The New Patriotic Party (NPP) has accused the governing National Democratic Congress (NDC) of presiding over a growing disconnect between improving macroeconomic indicators and the everyday cost of living, as the opposition steps up its messaging ahead of the party’s presidential primary scheduled for Jan. 31, 2026.
Dennise Miracles Aboagye, spokesperson for H.E Mahamudu Bawumia’s campaign team in the NPP flagbearership race, said 12 months of NDC rule had been marked more by “optics and managing goodwill” than by substantive improvements in the lives of ordinary Ghanaians.
“The disconnect between improved macroeconomic indicators and the cost of living is real and worsening the lives of the people,” Aboagye said. He added that while the government has pointed to easing inflation and currency stability, many households continue to struggle with prices, transport costs and basic expenses.
Aboagye said the NPP’s assessment was often dismissed by the government as partisan, prompting the party to take its case directly to the public. As part of that effort, the NPP on Saturday launched what it calls “The People’s Forum” in Koforidua, a listening exercise aimed at gathering views from market women, traders, commercial drivers, teachers, nurses and students.
According to the campaign team, the forum is intended to move the conversation beyond headline indicators such as the cedi-dollar exchange rate and inflation, and instead focus on how economic conditions are being felt at household level. “Twelve months on, what is the real state of the cost of living for the Ghanaian people?” Aboagye asked.
In a broader political comparison, Dennis argued that since the start of Ghana’s Fourth Republic in 1992, his party has been responsible for what he described as the country’s most far-reaching and inclusive development initiatives.
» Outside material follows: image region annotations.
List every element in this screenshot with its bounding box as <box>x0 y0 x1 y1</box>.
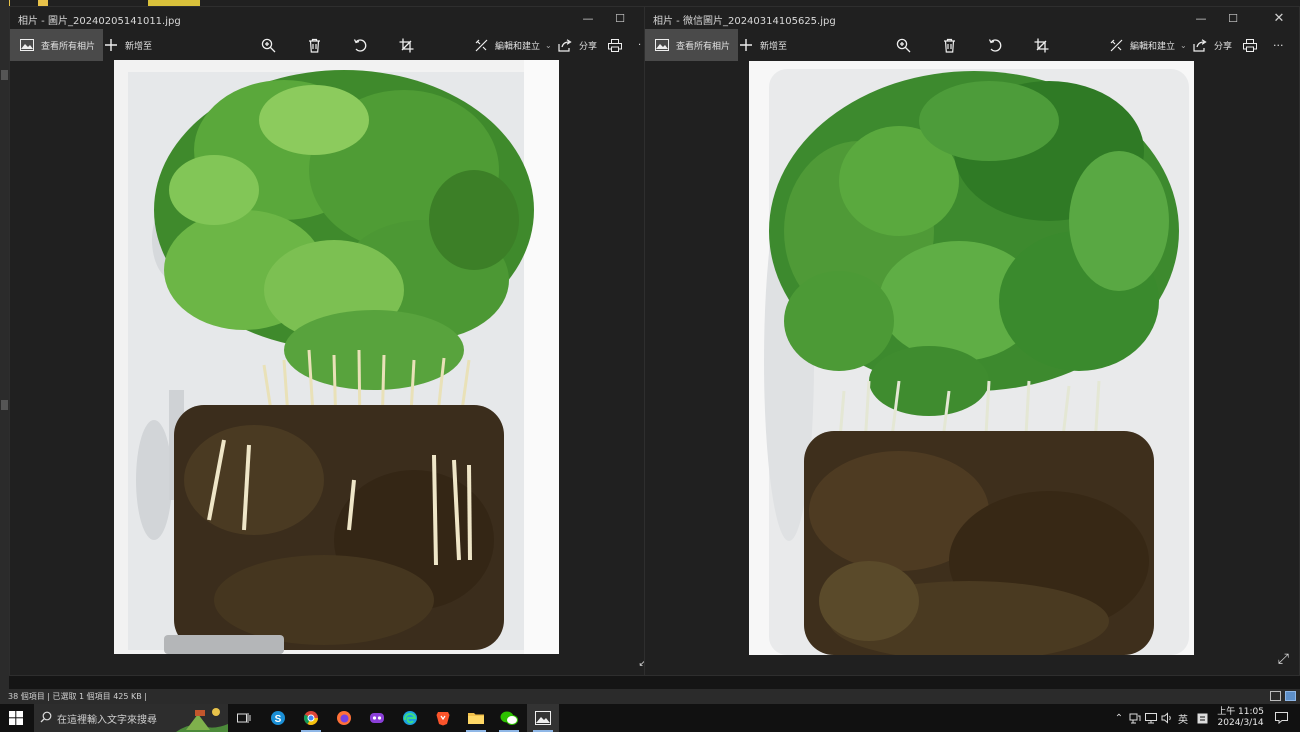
ime-indicator[interactable]: 英 <box>1175 704 1191 732</box>
share-label: 分享 <box>579 41 598 52</box>
share-button[interactable]: 分享 <box>1191 29 1232 61</box>
add-to-button[interactable]: 新增至 <box>102 29 152 61</box>
close-icon[interactable]: ✕ <box>1263 7 1295 29</box>
view-toggle <box>1270 691 1296 701</box>
zoom-in-icon <box>894 36 912 54</box>
crop-button[interactable] <box>397 29 415 61</box>
photo-image-left <box>114 60 559 654</box>
details-view-icon[interactable] <box>1270 691 1281 701</box>
print-button[interactable] <box>606 29 624 61</box>
large-icons-view-icon[interactable] <box>1285 691 1296 701</box>
svg-text:S: S <box>275 714 282 725</box>
skype-icon[interactable]: S <box>262 704 294 732</box>
maximize-icon[interactable]: ☐ <box>1217 7 1249 29</box>
toolbar: 查看所有相片 新增至 <box>10 29 644 61</box>
crop-button[interactable] <box>1032 29 1050 61</box>
add-to-label: 新增至 <box>125 41 153 52</box>
wechat-icon[interactable] <box>493 704 525 732</box>
search-icon <box>40 711 52 726</box>
share-icon <box>1191 36 1209 54</box>
trash-icon <box>305 36 323 54</box>
view-all-photos-label: 查看所有相片 <box>676 41 731 52</box>
taskbar: 在這裡輸入文字來搜尋 S ⌃ 英 上午 11:05 2024/3/14 <box>0 704 1300 732</box>
background-window-strip <box>0 0 9 690</box>
edit-create-button[interactable]: 編輯和建立 ⌄ <box>472 29 552 61</box>
add-to-button[interactable]: 新增至 <box>737 29 787 61</box>
minimize-icon[interactable]: — <box>1185 7 1217 29</box>
clock-date: 2024/3/14 <box>1217 718 1264 728</box>
windows-logo-icon <box>9 711 23 725</box>
crop-icon <box>397 36 415 54</box>
view-all-photos-button[interactable]: 查看所有相片 <box>10 29 104 61</box>
photos-icon[interactable] <box>527 704 559 732</box>
print-button[interactable] <box>1241 29 1259 61</box>
ime-mode-icon[interactable] <box>1194 704 1210 732</box>
search-highlight-illustration <box>176 704 228 732</box>
explorer-status-bar: 38 個項目 | 已選取 1 個項目 425 KB | <box>0 689 1300 704</box>
chevron-down-icon: ⌄ <box>1180 40 1187 50</box>
network-icon[interactable] <box>1128 704 1142 732</box>
rotate-icon <box>986 36 1004 54</box>
share-icon <box>556 36 574 54</box>
notification-icon[interactable] <box>1268 704 1294 732</box>
rotate-button[interactable] <box>986 29 1004 61</box>
photo-gallery-icon <box>18 36 36 54</box>
crop-icon <box>1032 36 1050 54</box>
fullscreen-expand-icon[interactable]: ⤢ <box>1278 651 1289 667</box>
photo-image-right <box>749 61 1194 655</box>
plus-icon <box>737 36 755 54</box>
chevron-down-icon: ⌄ <box>545 40 552 50</box>
add-to-label: 新增至 <box>760 41 788 52</box>
system-clock[interactable]: 上午 11:05 2024/3/14 <box>1217 707 1264 729</box>
clock-time: 上午 11:05 <box>1217 707 1264 717</box>
view-all-photos-button[interactable]: 查看所有相片 <box>645 29 739 61</box>
plus-icon <box>102 36 120 54</box>
firefox-icon[interactable] <box>328 704 360 732</box>
edit-create-label: 編輯和建立 <box>495 41 541 52</box>
task-view-icon[interactable] <box>228 704 260 732</box>
window-title: 相片 - 微信圖片_20240314105625.jpg <box>653 16 836 27</box>
minimize-icon[interactable]: — <box>572 7 604 29</box>
trash-icon <box>940 36 958 54</box>
window-title: 相片 - 圖片_20240205141011.jpg <box>18 16 181 27</box>
photo-gallery-icon <box>653 36 671 54</box>
chevron-up-icon[interactable]: ⌃ <box>1112 704 1126 732</box>
edit-create-icon <box>1107 36 1125 54</box>
share-label: 分享 <box>1214 41 1233 52</box>
delete-button[interactable] <box>940 29 958 61</box>
photos-window-left[interactable]: 相片 - 圖片_20240205141011.jpg — ☐ 查看所有相片 新增… <box>9 6 646 676</box>
zoom-in-icon <box>259 36 277 54</box>
view-all-photos-label: 查看所有相片 <box>41 41 96 52</box>
title-bar[interactable]: 相片 - 圖片_20240205141011.jpg — ☐ <box>10 7 644 29</box>
volume-icon[interactable] <box>1160 704 1174 732</box>
edge-icon[interactable] <box>394 704 426 732</box>
taskbar-search-box[interactable]: 在這裡輸入文字來搜尋 <box>34 704 228 732</box>
print-icon <box>606 36 624 54</box>
desktop: 相片 - 圖片_20240205141011.jpg — ☐ 查看所有相片 新增… <box>0 0 1300 732</box>
photos-window-right[interactable]: 相片 - 微信圖片_20240314105625.jpg — ☐ ✕ 查看所有相… <box>644 6 1300 676</box>
status-text: 38 個項目 | 已選取 1 個項目 425 KB | <box>8 692 148 701</box>
monitor-icon[interactable] <box>1144 704 1158 732</box>
rotate-button[interactable] <box>351 29 369 61</box>
title-bar[interactable]: 相片 - 微信圖片_20240314105625.jpg — ☐ ✕ <box>645 7 1299 29</box>
file-explorer-icon[interactable] <box>460 704 492 732</box>
zoom-button[interactable] <box>894 29 912 61</box>
chrome-icon[interactable] <box>295 704 327 732</box>
game-app-icon[interactable] <box>361 704 393 732</box>
search-placeholder: 在這裡輸入文字來搜尋 <box>57 714 157 726</box>
more-options-icon[interactable]: · <box>638 29 641 61</box>
edit-create-icon <box>472 36 490 54</box>
rotate-icon <box>351 36 369 54</box>
delete-button[interactable] <box>305 29 323 61</box>
share-button[interactable]: 分享 <box>556 29 597 61</box>
edit-create-button[interactable]: 編輯和建立 ⌄ <box>1107 29 1187 61</box>
toolbar: 查看所有相片 新增至 <box>645 29 1299 61</box>
zoom-button[interactable] <box>259 29 277 61</box>
print-icon <box>1241 36 1259 54</box>
edit-create-label: 編輯和建立 <box>1130 41 1176 52</box>
maximize-icon[interactable]: ☐ <box>604 7 636 29</box>
start-button[interactable] <box>0 704 32 732</box>
brave-icon[interactable] <box>427 704 459 732</box>
more-options-icon[interactable]: ··· <box>1273 29 1284 61</box>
He contended that while all governments build schools, roads and markets, true legacy projects are those that deliver nationwide social benefits regardless of location.
“Government does not have enough money to construct every road in Ghana,” Aboagye said. “But when you introduce social intervention policies, every Ghanaian benefits, whether you live in the Upper East, Upper West, Oti or elsewhere.”
He cited a number of programmes he said were initiated under NPP administrations, including the National Health Insurance Scheme, free maternal healthcare, free senior high school education, the Livelihood Empowerment Against Poverty (LEAP) programme, the Ghana School Feeding Programme, the Capitation Grant, the Youth Employment Agency and the One Constituency, One Ambulance initiative. He also pointed to the introduction of Metro Mass Transit as a response to the collapse of earlier public transport systems.
Aboagye acknowledged that the NDC has rolled out policies of its own, including free sanitary pads for schoolgirls and fee relief for first-year university students. However, he argued that these measures did not match the scale or impact of what he described as the NPP’s “monumental” interventions.
Framing the debate as a contest of records, Aboagye said the NPP and NDC should be judged on what their respective terms in office have delivered. He noted that the NPP has won four national elections since 1992, while the NDC has won five, and called for a side-by-side comparison of outcomes.
“Let us show what the four elections of the NPP have given to Ghana and what the five elections of the NDC have given,” he said. “This is the verdict.”
The NDC has consistently defended its first year in office by citing stabilising economic indicators and reforms it says are laying the groundwork for sustainable growth, while cautioning that deeper structural challenges will take time to resolve. With the NPP’s internal contest approaching and national political temperatures rising, both parties appear set to intensify efforts to shape public perception of the country’s economic direction and development legacy.